Alber Elbaz continued down the artsy route at Lanvin, hiring three famed illustrators — Pierre Le Tan, Serge Clément and Ricardo Mosner — to paint or sketch his collection. At Bill Blass, Lars Nilsson hired David Lipman to literally encroach on Calvin Klein’s territory by shooting his label’s new campaign in one of Richard Meier’s glass towers on West Street, just a few floors below Klein’s own apartment. And over at Bottega Veneta, Tomas Maier greenlit a second season’s worth of product photography shot so close-up that you would see the whites of the models’ eyes, if there were any.
“I wanted to show the make and quality of the products,” Maier said. “The photos are hyper-realistic, you can almost pick up the product from the page.” And the subject matter isn’t something you’d be afraid to touch, either.
— Greg Lindsay
HUNTING IN THE JUNGLE: Need to poach a few senior editors? You may want to start your hunt at the Jungle Media Group — publisher of grad school service books MBA Jungle and JD Jungle. A pair of earlier high-level defections began to look like a run at the top on Monday, when Us Weekly unveiled that new managing and deputy managing editors had entered through its perennially revolving doors: John Dioso and John Kline, fresh from managing editor gigs at the Jungle titles. They headed out the door less than a month after JD Jungle editor in chief Jon Gluck left for a role as deputy editor of New York and MBA Jungle editor Kendall Hamilton bolted for Colorado and the editor’s chair at Ski.

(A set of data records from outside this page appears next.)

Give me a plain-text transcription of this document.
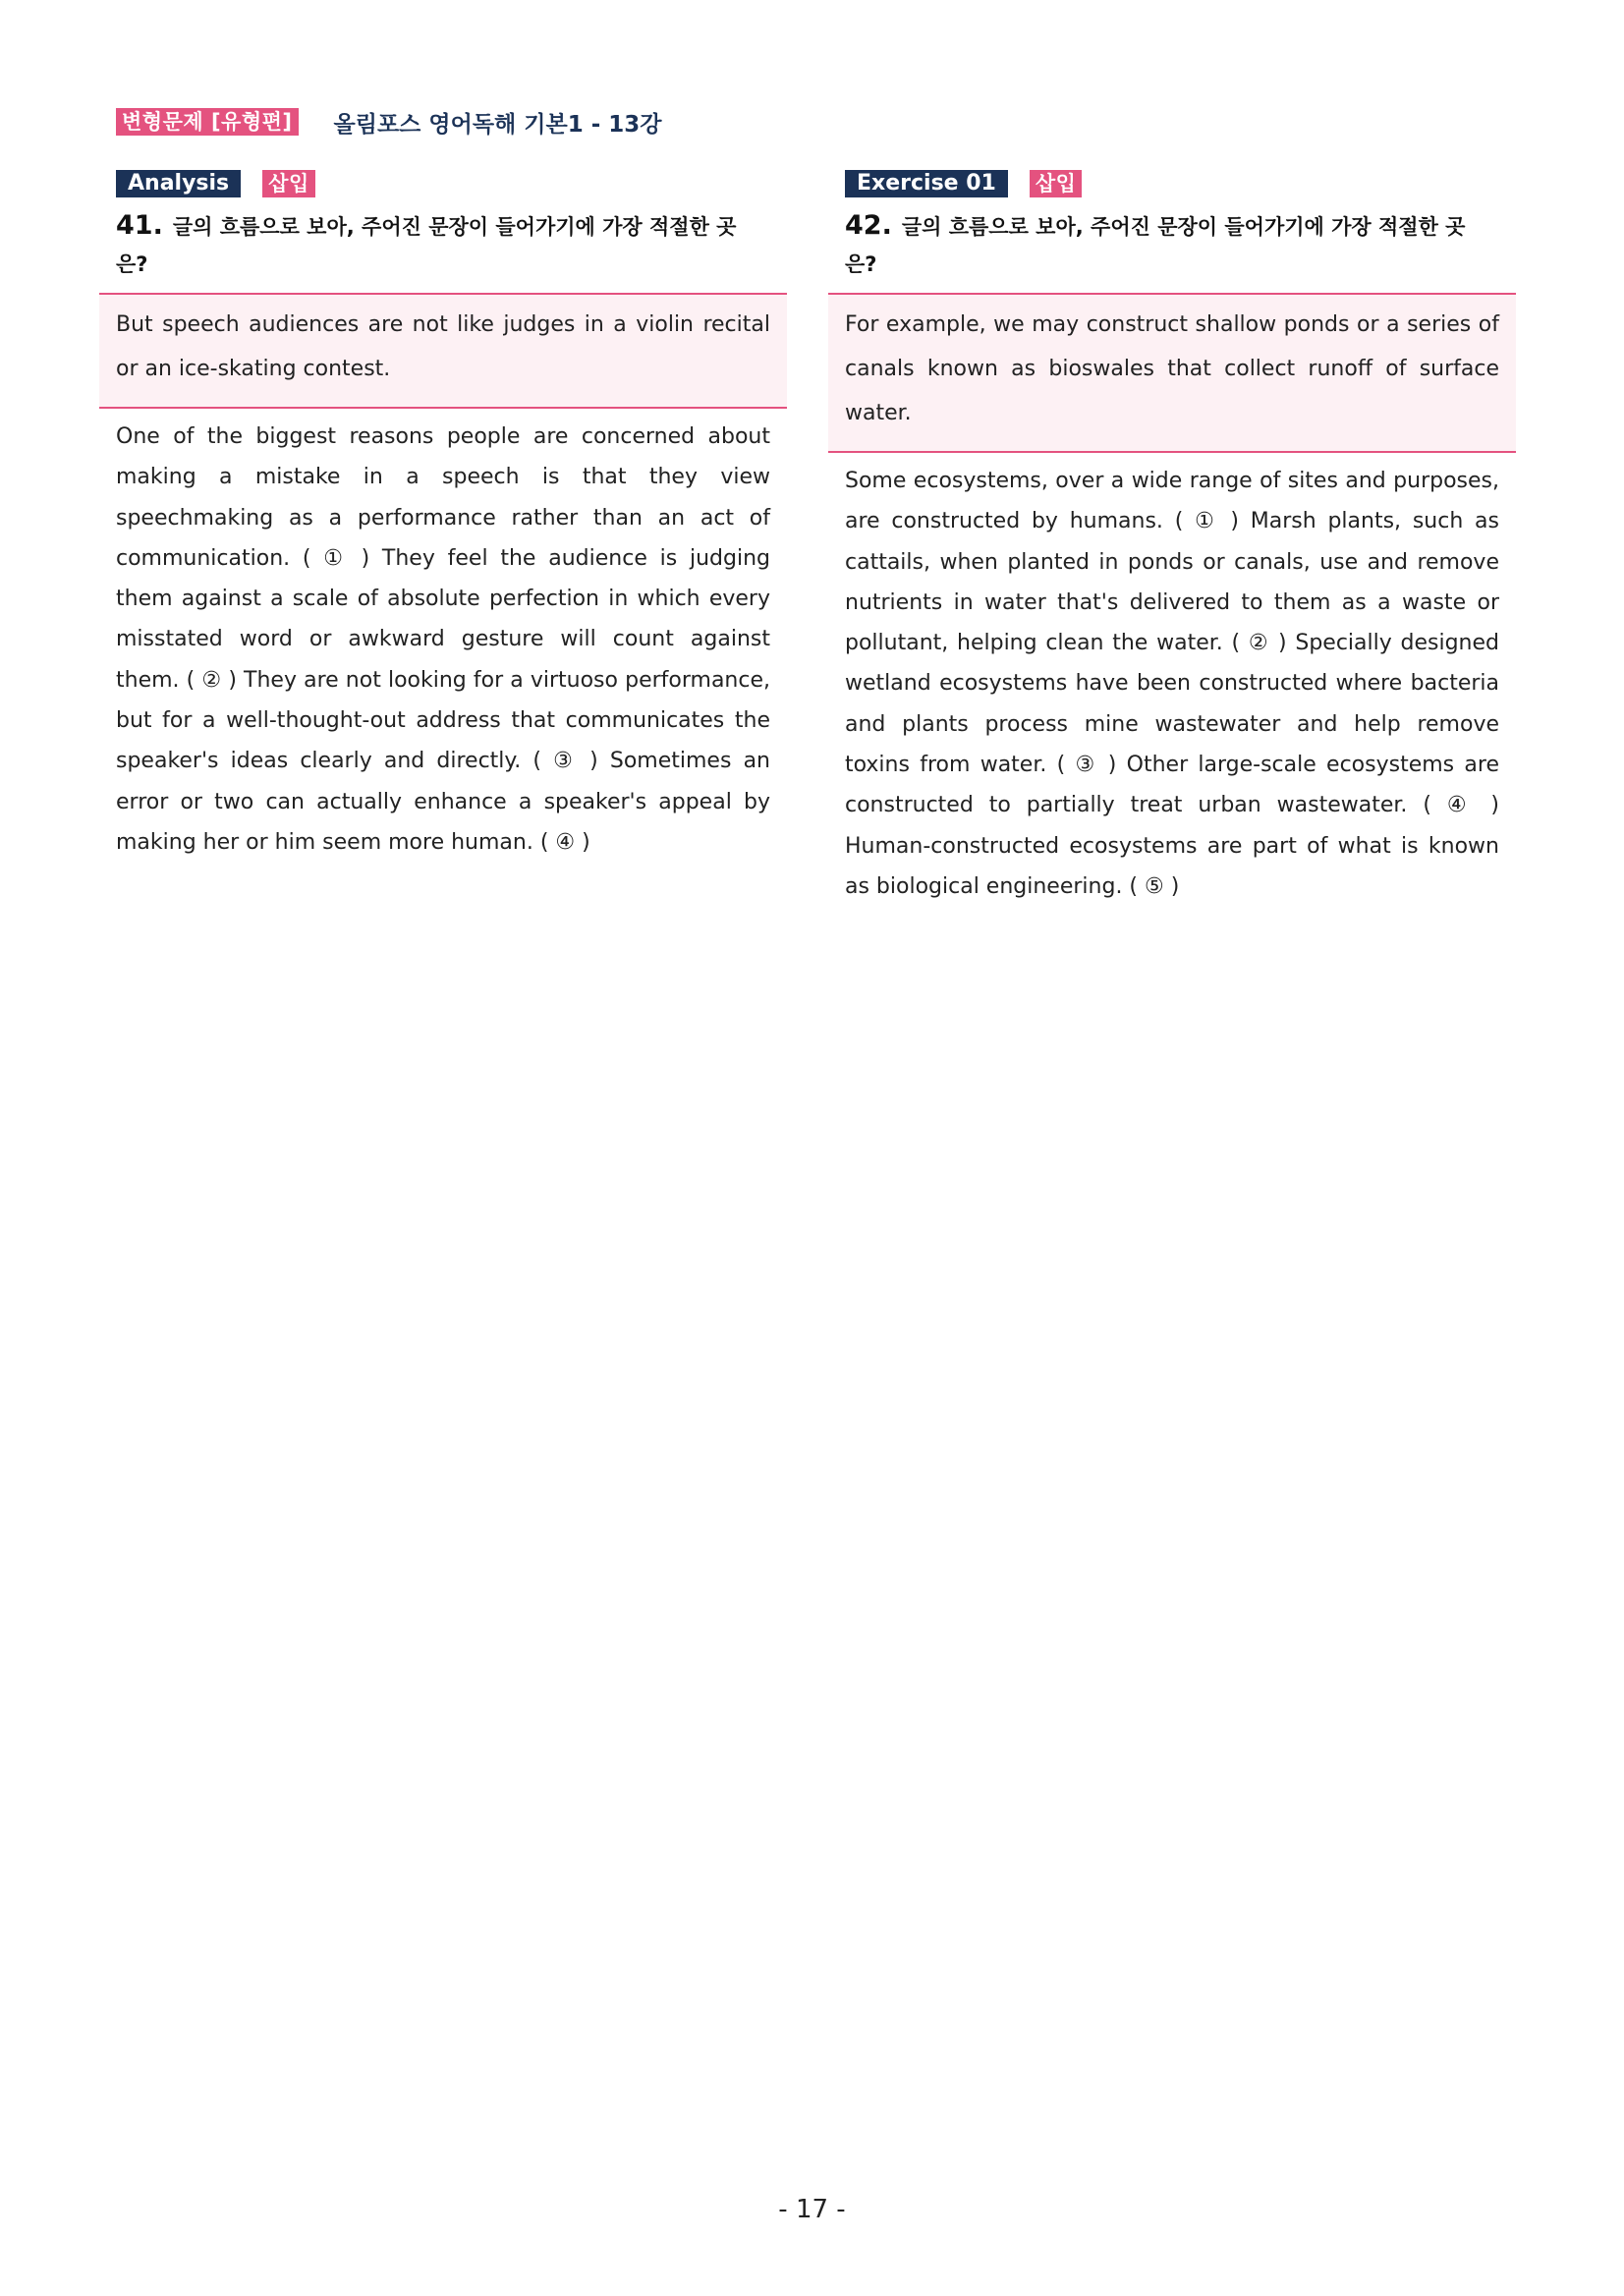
변형문제 [유형편] 올림포스 영어독해 기본1 - 13강
Analysis	삽입
41. 글의 흐름으로 보아, 주어진 문장이 들어가기에 가장 적절한 곳은?
But speech audiences are not like judges in a violin recital or an ice-skating contest.
One of the biggest reasons people are concerned about making a mistake in a speech is that they view speechmaking as a performance rather than an act of communication. ( ① ) They feel the audience is judging them against a scale of absolute perfection in which every misstated word or awkward gesture will count against them. ( ② ) They are not looking for a virtuoso performance, but for a well-thought-out address that communicates the speaker's ideas clearly and directly. ( ③ ) Sometimes an error or two can actually enhance a speaker's appeal by making her or him seem more human. ( ④ )
Exercise 01	삽입
42. 글의 흐름으로 보아, 주어진 문장이 들어가기에 가장 적절한 곳은?
For example, we may construct shallow ponds or a series of canals known as bioswales that collect runoff of surface water.
Some ecosystems, over a wide range of sites and purposes, are constructed by humans. ( ① ) Marsh plants, such as cattails, when planted in ponds or canals, use and remove nutrients in water that's delivered to them as a waste or pollutant, helping clean the water. ( ② ) Specially designed wetland ecosystems have been constructed where bacteria and plants process mine wastewater and help remove toxins from water. ( ③ ) Other large-scale ecosystems are constructed to partially treat urban wastewater. ( ④ ) Human-constructed ecosystems are part of what is known as biological engineering. ( ⑤ )
- 17 -
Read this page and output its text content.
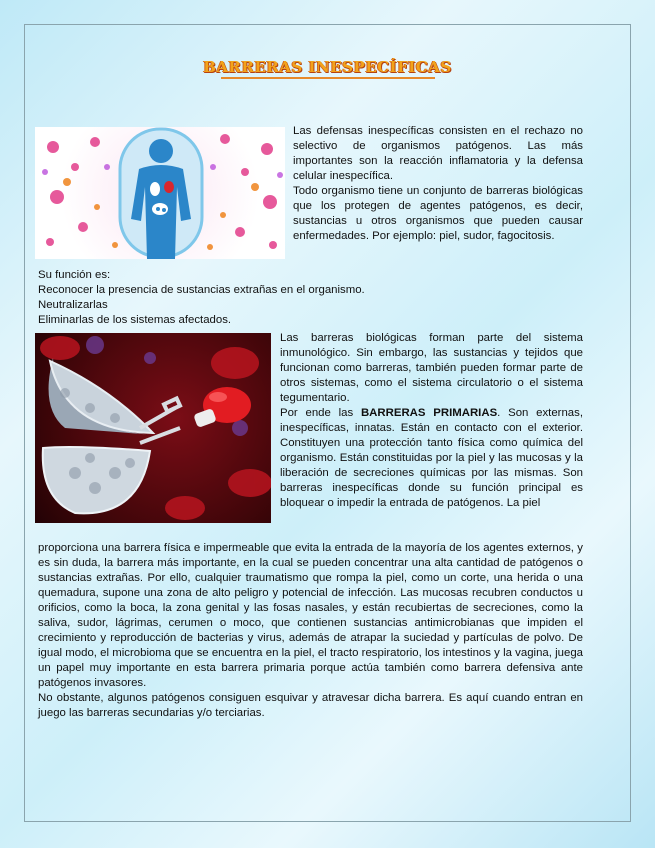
BARRERAS INESPECÍFICAS

Las defensas inespecíficas consisten en el rechazo no selectivo de organismos patógenos. Las más importantes son la reacción inflamatoria y la defensa celular inespecífica.

Todo organismo tiene un conjunto de barreras biológicas que los protegen de agentes patógenos, es decir, sustancias u otros organismos que pueden causar enfermedades. Por ejemplo: piel, sudor, fagocitosis.

Su función es:

Reconocer la presencia de sustancias extrañas en el organismo.

Neutralizarlas

Eliminarlas de los sistemas afectados.

Las barreras biológicas forman parte del sistema inmunológico. Sin embargo, las sustancias y tejidos que funcionan como barreras, también pueden formar parte de otros sistemas, como el sistema circulatorio o el sistema tegumentario.

Por ende las BARRERAS PRIMARIAS. Son externas, inespecíficas, innatas. Están en contacto con el exterior. Constituyen una protección tanto física como química del organismo. Están constituidas por la piel y las mucosas y la liberación de secreciones químicas por las mismas. Son barreras inespecíficas donde su función principal es bloquear o impedir la entrada de patógenos. La piel

proporciona una barrera física e impermeable que evita la entrada de la mayoría de los agentes externos, y es sin duda, la barrera más importante, en la cual se pueden concentrar una alta cantidad de patógenos o sustancias extrañas. Por ello, cualquier traumatismo que rompa la piel, como un corte, una herida o una quemadura, supone una zona de alto peligro y potencial de infección. Las mucosas recubren conductos u orificios, como la boca, la zona genital y las fosas nasales, y están recubiertas de secreciones, como la saliva, sudor, lágrimas, cerumen o moco, que contienen sustancias antimicrobianas que impiden el crecimiento y reproducción de bacterias y virus, además de atrapar la suciedad y partículas de polvo. De igual modo, el microbioma que se encuentra en la piel, el tracto respiratorio, los intestinos y la vagina, juega un papel muy importante en esta barrera primaria porque actúa también como barrera defensiva ante patógenos invasores.

No obstante, algunos patógenos consiguen esquivar y atravesar dicha barrera. Es aquí cuando entran en juego las barreras secundarias y/o terciarias.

Started during the Internet era, the Jungle titles were designed as advertising vehicles aimed at a lucrative, yuppie readership. But MBA Jungle editor in chief Vince Bielski said there’s no rush for the exits yet. “Undeniably, we lost three big hitters. But undeniably, they’ll be replaced.” He added that Jungle was even prepping a new magazine, Break, which will focus on travel.